Неслышно пробравшись на кухню, чтобы матушку не пугать, а пуще – не бередить одну незажившую материнскую рану, батюшка наскреб отовсюду всякой всячинки съестной пригорушки три, где среди третьевошной еды попадалось и совсем свежее, а бродяжке все впору!.. Скорой рукой, пока матушка с погреба не вернулась, поклал в порожнюю консервную банку, годную и котелком послужить в дальнейших странствиях, сверху же квашеной капусткой прикрыл и, увенчав сооружение горбушкой хлеба, вынес под полой… Жаль еще, леденцов в бумажке не прихватил – подсластить злосчастному старику созревшее в нем в дороге отказ-приказаньице, чтобы враз по выздоровлении исчезал бы отселе с глаз долой. «Христа ради, покинь нас сирых: без тебя трижды на дню с жизнью прощаемся. Зимку дотерпишь кое-как, вон звери-то не помирают, а летом везде тебе шалашик. Конец, конец нашей милости!» И вдруг разум опалило догадкой, что совсем близко теперь – развеется и лоскутовское гнездо по ветру русской смуты, и кабы не тянули постылые начальники со сносом Старо-Федосеева, поторопились бы, вот бы и попутчик о. Матвею в предстоящих странствиях по родной земле.

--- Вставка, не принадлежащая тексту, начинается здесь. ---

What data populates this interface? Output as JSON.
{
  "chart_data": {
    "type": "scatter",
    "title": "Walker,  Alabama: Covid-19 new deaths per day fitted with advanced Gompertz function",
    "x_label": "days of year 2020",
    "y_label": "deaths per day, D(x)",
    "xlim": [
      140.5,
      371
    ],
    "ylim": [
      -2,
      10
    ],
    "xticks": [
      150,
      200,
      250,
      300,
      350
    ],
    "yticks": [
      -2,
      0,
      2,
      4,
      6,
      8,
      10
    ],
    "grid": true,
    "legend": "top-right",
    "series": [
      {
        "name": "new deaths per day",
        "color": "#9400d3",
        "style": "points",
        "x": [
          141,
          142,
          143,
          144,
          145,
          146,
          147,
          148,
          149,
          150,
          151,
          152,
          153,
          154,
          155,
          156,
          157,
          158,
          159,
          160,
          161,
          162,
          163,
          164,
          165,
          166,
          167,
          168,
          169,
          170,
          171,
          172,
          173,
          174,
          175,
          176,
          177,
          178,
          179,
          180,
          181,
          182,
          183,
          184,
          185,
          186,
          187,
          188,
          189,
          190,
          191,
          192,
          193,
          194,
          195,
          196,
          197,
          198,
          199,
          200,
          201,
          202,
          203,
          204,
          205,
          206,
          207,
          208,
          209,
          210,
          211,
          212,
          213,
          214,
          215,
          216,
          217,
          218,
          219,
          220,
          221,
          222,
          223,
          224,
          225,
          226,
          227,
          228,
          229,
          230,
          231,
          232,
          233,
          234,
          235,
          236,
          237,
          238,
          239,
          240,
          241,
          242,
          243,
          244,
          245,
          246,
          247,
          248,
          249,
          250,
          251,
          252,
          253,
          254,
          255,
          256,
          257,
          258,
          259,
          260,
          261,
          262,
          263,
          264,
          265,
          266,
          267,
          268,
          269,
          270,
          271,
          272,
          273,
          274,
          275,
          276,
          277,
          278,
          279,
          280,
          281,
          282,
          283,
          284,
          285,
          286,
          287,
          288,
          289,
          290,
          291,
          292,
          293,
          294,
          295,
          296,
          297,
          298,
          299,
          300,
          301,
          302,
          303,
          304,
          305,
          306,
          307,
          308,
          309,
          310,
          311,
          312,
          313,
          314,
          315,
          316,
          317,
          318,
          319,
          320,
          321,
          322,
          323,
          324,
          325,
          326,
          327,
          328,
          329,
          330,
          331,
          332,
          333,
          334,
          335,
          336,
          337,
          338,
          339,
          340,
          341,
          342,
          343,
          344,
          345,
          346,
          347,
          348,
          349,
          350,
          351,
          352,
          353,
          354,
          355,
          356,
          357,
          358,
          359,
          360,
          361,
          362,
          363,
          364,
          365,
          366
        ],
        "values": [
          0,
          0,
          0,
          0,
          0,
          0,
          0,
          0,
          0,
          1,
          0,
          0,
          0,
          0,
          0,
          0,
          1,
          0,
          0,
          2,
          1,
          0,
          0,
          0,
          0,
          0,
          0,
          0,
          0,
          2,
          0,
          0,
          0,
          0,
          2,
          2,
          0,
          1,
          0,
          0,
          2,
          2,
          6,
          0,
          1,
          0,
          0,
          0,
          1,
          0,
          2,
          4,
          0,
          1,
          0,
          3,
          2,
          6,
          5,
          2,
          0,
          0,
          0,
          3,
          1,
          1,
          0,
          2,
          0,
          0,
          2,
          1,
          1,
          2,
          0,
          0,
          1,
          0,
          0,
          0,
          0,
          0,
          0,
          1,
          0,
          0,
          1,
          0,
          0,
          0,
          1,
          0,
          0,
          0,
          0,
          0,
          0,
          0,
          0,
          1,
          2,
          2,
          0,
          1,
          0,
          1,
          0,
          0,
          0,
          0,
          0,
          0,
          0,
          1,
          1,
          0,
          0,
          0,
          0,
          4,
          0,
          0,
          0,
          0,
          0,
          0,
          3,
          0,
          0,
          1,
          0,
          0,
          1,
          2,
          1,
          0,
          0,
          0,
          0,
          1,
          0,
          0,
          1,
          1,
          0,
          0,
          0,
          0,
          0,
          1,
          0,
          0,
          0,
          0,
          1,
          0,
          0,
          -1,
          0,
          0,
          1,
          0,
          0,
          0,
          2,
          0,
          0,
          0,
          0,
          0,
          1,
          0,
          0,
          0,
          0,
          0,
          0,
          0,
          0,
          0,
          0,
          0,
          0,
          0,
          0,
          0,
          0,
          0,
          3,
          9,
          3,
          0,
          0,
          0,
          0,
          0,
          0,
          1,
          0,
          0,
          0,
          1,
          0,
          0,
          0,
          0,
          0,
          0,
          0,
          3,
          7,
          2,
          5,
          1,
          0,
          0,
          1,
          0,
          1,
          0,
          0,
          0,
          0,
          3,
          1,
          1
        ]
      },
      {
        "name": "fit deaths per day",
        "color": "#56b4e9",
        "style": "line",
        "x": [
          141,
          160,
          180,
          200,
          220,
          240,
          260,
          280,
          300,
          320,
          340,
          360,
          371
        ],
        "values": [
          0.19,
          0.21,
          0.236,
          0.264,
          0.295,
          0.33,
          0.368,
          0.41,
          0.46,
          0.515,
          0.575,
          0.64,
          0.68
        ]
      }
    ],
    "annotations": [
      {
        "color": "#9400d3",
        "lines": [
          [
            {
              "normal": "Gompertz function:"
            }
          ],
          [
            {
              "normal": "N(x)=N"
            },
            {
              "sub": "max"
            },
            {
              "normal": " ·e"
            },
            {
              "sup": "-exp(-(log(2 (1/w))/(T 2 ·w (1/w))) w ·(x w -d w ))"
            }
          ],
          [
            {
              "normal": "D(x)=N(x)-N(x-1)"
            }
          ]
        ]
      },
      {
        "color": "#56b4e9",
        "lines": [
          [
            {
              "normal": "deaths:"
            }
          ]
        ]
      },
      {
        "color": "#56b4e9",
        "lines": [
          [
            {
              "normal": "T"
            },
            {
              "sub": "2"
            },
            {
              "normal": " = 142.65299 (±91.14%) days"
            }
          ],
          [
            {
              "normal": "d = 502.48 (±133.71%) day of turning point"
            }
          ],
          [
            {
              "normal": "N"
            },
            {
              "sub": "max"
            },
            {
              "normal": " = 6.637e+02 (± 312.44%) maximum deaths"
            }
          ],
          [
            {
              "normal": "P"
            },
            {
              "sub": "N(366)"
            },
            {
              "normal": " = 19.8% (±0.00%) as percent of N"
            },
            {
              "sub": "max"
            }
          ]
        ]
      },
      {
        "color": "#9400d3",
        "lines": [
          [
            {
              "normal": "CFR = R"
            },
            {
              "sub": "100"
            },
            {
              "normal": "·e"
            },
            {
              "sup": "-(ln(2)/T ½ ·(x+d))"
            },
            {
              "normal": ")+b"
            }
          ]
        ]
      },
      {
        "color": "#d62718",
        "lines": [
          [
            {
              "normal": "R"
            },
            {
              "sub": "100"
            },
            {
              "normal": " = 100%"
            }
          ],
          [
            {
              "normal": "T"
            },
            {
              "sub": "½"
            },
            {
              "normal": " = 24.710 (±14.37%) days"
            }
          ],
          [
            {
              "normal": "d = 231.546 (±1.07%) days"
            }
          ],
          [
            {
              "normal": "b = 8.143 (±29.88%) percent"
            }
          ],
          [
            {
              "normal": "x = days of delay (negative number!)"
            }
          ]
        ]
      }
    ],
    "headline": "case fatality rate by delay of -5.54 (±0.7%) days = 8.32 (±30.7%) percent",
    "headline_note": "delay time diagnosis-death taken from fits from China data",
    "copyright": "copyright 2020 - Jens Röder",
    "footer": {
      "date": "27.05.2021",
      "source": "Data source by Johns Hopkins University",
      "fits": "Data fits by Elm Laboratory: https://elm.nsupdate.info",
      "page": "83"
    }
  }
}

С оглядкой сообщничества о. Матвей протиснулся в решетчатую калитку, нажал плечом пристывшую к наледи дверь и в нерешительности замер на пороге: ничего было не слыхать, кроме бульканья. Однако блаженное, хоть и с придухом перегретого железа, почти банное тепло вместо ожидаемого чада, равно как и обшитые фанерой стены, заставляли забыть недавнее назначение каменного каземата. Глухая при входе занавеска преграждала путь, образуя род прихожей – повернуться разок, но в просвет справа, где-то вдалеке, виднелась ископаемого образца печурка с докрасна накаленным выводным коленом, и такой же пропащий чайник весело клокотал на ней, бренчал крышкой, чуть не приплясывал, что в особенности не понравилось о. Матвею. Окликнувший его голос – кто там без спросу ломится? – показался знакомым, однако легкомысленный склад речи как-то оскорбительно не вязался с обликом замерзающего старца.